Friday, 11 June 2010

We get email

OK, we get lots of email. Some weeks we get several from people who ask for our help in transferring fortunes from their late relative’s bank accounts in places in West Africa. We get even more emails from people who have also received such offers and are now understandably skeptical. Correction, people don’t seem to be skeptical these days, there’s no need to be skeptical any more, I think we all know this is nonsense, don’t we?

Actually we don’t. Within the last few weeks we’ve heard about two people who were actually falling for this old scam. One had been electronically seduced by a beautiful young woman calling herself Hariet U. Yeboah who claimed to be in a Senagalese refugee camp and who had told our victim that “she has money in the royal bank in scotland which was left by her father before he died in the ivory coast wars in 2006.”

I won’t go into the full details but I’m sure you can guess the rest. All “she” wanted was for the victim to transfer some money via Western Union that would allow her fictional lawyer to transfer the fictional money to the victim’s account. The tragedy was that our victim still believed that this young woman really existed. He had never met her in the flesh and had never even spoken to her on the phone. The only contact he ever had with her was email. It’s a shame he never asked how she could send emails but couldn’t receive a phone call.

What we had to tell the victim, in the gentlest of ways, was that this girl didn’t exist. In fact all that existed was a single scammer, almost certainly a man, certainly not young and beautiful and with no fortune to give away.

Unfortunately it didn’t take must investigation to establish that this was a scam. You only had to read his email to see. However, just to underline our certainty I did a Google search for “Hariet U. Yeboah” and there was another report of the scam, showing the various pictures the scammer had sent out claiming they were of her. Strangely they weren’t all even pictures of the same girl, clearly he’s not a very consistent scammer.

I haven’t heard back from the potential victim since, I imagine he is a little embarrassed, but at least we got there before he started sending money to “her”.

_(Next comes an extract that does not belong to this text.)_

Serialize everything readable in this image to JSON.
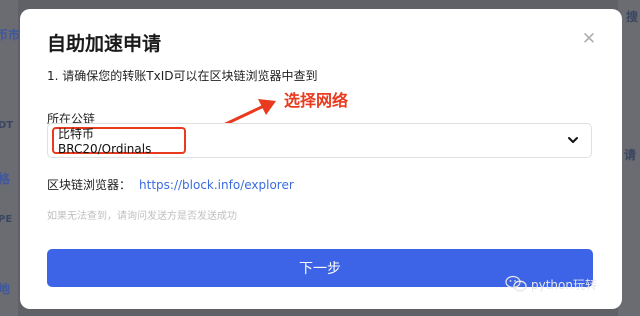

Others haven’t been so fortunate. We also heard from the sister of a victim who was very concerned that her sister was offering everyone an end to debt because of the fortune she was about to acquire. She had also befriended someone on the internet claiming to be in a similar situation, also stuck in a refugee camp with a fortune to liberate. However the family of this victim were worried because she had already withdrawn large quantities of money that had disappeared. Needless to say it was too late to get that back, it was already in the hands of West African organised crime. However we were in time to stop her sending them a final payment of P200,000 before the fortune was meant to come her way.

I got a very intriguing email from someone called Lauren. It read:
“Hello Dear, Good morning or whatever the weather may be over there,how is the weather in your country?,my name is Lauren I'm tall and nice looking girl i just decided to drop you some words just to say hello and how was today,i saw your profile at and i will like to known more about you, please i will be very happy if you can reply me so that we can go further to known each other,we can be good friends,write me direct to my mail box, Hope to hear from you. yours Lauren.”
Well, that’s very nice. Or rather it would be if I actually had a profile at, which I don’t. It would also be flattering if “she” hadn’t sent it to everyone else in the world.

But, just to see what happened, I replied, using a different email address, one of my many scam-investigating Gmail addresses. Guess what? She’s in a refugee camp in Dakar! What a small world.

And do you what’s the best thing I found out? The pictures “Lauren” sends to potential victims are exactly the same pictures as those sent out by “Hariet U. Yeboah”! Isn’t that a wonderful coincidence?

The lesson is the same one I’ve mentioned again and again. Don’t trust anyone on the internet unless you know them in another way first. The internet is a perilous place to be.

Even at home there are perils. In the Daily News this week the Botswana National Sports Council announced that they were launching a new web site, which is clearly very modern and worthy. However, much as it pains me to say this, please don’t visit it. I went there and instantly Google popped up a security warning saying:
“Warning: Visiting this site may harm your computer! The website at appears to host malware – software that can hurt your computer or otherwise operate without your consent. Just visiting a site that hosts malware can infect your computer.”
It went on to say:
“Of the 2 pages we tested on the site over the past 90 days, 1 page resulted in malicious software being downloaded and installed without user consent. The last time Google visited this site was on 2010-06-07, and the last time suspicious content was found on this site was on 2010-06-07.”
Be careful out there on the internet!

This week’s stars
  • Elizabeth at Data Dominion Computers at the Carbo Centre at Riverwalk for being incredibly friendly and cheerful.